Le 23 janvier dernier, la Cour constitutionnelle a rendu un arrêt invalidant la mesure « cash for car », en vigueur depuis le 1er janvier 2018 suite à une loi du 30 mars 2018. La Cour a ainsi confirmé le caractère discriminatoire soutenu par un certain nombre d’acteurs concernés.
Pour rappel, cette mesure laissait un choix aux travailleurs : ces derniers pouvaient en effet décider d’échanger leur voiture de société contre une « allocation de mobilité », à savoir un montant en cash bénéficiant des mêmes avantages sociaux et fiscaux (exonération fiscale et sociale) que ce qu’offrait l’usage privé d’une voiture de société. Dit autrement, ce montant permettait notamment au travailleur d’avoir un « net poche » plus important. Cette possibilité avait clairement été introduite dans un but précis : celui de diminuer l’utilisation de voitures de société pour les déplacements domicile-lieu de travail, en poursuivant ainsi un objectif de développement durable sur le plan environnemental en diminuant la pression automobile, volonté louable compte tenu de l’ensemble des discussions climatiques et environnementales qui animent les débats actuellement.
Certains avaient toutefois rapidement pointé du doigt le caractère discriminatoire de cette mesure, celle-ci créant des différentes de traitement non justifiées entre les travailleurs. La Cour constitutionnelle fut dès lors saisie afin de trancher cette question.
Par un arrêt du 23 janvier 2020, la Cour constitutionnelle a décidé que cette mesure violait effectivement les principes constitutionnels d’égalité et de non-discrimination.
Tout d’abord, la Cour précise que cette mesure crée une discrimination non justifiée entre deux catégories de travailleurs : (i) ceux qui ne bénéficient pas de l’allocation en question et qui ont donc un salaire intégralement soumis aux contributions fiscales et sociales et (ii) ceux touchant cette indemnité et pour lesquels il n’était pas demandé d’investir cet argent dans un autre moyen de transport. Ces derniers percevaient donc in fine une sorte de « partie de salaire supplémentaire » bénéficiant d’avantages fiscaux et sociaux.
Ensuite, la Cour a estimé que la mesure n’était pas pertinente pour atteindre l’objectif qui était poursuivi : l’octroi de l’allocation de mobilité n’était pas subordonné à la garantie que le bénéficiaire du montant n’utilise plus de voiture pour ses déplacements domicile-lieu de travail. Or, le but était effectivement un objectif environnemental. Si le travailleur ne doit pas choisir une autre alternative que la voiture, l’objectif n’est clairement pas atteint.

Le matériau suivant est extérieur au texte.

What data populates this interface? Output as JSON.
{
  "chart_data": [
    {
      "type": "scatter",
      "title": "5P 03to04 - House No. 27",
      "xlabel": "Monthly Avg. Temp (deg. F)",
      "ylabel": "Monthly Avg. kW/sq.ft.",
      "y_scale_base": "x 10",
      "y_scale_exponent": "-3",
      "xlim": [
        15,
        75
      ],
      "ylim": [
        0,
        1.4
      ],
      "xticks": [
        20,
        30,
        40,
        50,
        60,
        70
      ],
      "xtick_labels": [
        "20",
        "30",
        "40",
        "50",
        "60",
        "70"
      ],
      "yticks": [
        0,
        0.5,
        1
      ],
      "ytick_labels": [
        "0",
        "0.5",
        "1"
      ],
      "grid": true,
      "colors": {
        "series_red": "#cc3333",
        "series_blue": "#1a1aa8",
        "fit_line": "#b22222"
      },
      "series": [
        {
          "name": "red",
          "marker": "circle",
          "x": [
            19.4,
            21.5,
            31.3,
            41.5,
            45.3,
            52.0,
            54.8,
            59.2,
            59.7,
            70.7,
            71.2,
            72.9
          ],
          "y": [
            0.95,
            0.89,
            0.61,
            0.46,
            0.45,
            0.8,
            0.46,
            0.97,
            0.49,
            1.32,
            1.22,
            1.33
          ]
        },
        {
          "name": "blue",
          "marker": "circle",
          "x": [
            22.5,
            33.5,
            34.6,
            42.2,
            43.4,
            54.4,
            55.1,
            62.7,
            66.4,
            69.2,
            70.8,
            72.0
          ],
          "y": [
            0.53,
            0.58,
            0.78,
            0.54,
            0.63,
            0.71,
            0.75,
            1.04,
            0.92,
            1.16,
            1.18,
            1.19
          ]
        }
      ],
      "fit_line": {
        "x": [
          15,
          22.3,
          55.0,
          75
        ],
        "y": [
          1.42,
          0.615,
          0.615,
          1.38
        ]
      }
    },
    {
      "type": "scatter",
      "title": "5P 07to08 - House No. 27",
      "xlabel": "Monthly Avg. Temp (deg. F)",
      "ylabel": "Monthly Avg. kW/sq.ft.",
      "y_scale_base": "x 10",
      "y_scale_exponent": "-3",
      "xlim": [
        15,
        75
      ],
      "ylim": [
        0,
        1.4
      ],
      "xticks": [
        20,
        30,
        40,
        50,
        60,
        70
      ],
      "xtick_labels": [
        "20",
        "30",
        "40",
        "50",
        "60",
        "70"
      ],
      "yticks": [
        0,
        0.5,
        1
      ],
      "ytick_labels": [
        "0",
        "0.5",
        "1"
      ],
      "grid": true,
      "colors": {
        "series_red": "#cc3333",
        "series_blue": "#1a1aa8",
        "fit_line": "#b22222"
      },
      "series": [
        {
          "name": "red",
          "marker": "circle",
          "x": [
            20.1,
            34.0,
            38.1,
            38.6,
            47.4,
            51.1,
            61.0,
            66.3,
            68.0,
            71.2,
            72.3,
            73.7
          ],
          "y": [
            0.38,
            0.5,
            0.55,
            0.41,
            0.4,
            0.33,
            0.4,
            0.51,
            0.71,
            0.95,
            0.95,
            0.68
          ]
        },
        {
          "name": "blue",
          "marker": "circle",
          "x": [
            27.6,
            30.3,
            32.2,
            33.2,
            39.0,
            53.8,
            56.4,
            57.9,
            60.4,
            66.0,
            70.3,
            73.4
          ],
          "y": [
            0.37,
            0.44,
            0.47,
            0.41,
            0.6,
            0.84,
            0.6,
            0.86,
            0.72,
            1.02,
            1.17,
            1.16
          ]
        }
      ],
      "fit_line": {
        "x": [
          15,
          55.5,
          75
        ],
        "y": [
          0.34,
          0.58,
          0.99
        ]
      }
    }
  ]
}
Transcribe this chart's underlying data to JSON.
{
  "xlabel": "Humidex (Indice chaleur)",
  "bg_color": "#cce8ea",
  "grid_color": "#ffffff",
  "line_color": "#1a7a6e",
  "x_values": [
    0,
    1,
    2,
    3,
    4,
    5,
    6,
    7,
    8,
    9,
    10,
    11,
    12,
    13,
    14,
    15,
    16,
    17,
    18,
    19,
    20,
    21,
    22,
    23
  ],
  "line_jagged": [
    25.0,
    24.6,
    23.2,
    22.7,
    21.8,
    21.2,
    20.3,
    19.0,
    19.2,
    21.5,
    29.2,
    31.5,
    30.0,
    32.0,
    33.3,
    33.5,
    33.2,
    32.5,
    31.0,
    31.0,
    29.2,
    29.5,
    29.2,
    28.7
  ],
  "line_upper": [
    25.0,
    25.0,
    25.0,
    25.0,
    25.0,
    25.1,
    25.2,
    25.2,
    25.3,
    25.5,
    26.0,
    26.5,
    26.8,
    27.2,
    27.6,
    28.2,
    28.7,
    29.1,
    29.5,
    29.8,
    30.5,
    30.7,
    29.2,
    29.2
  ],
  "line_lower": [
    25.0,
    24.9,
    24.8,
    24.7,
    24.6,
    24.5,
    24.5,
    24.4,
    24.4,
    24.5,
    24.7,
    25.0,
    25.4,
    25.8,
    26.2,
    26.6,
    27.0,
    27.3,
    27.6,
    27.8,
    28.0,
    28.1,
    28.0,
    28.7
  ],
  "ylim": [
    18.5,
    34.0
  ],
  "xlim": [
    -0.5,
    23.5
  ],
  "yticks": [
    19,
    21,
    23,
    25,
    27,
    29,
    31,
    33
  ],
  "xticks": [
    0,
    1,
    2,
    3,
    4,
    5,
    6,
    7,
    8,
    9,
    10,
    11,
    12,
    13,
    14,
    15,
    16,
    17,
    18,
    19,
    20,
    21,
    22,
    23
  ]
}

La Cour a donc logiquement annulé cette mesure, en décidant toutefois de maintenir les effets de celle-ci dans l’attente de nouvelles mesures remplaçant celle-ci et au plus tard jusqu’au 31 décembre 2020 inclus. Pour l’anecdote, cette décision est assez surprenante étant donné que depuis le 1er mars 2019, il existe ce qu’on nomme le « budget de mobilité », qui permet au travailleur d’investir un montant dans des moyens de transport autres que la voiture…
Une nouvelle fois, cette décision de la Cour atteste des errances du gouvernement dans l’introduction trop rapide de mesures trop peu réfléchies. Et que dire de la décision d’annuler avec maintien d’effets (ce qui n’est pas sans rappeler la décision relative à la taxe sur les comptes-titres). Une nouvelle fois, la sécurité juridique est mise à mal. Espérons que ces multiples échecs législatifs finissent par pousser à la préparation plus minutieuse de mesures destinées à perdurer.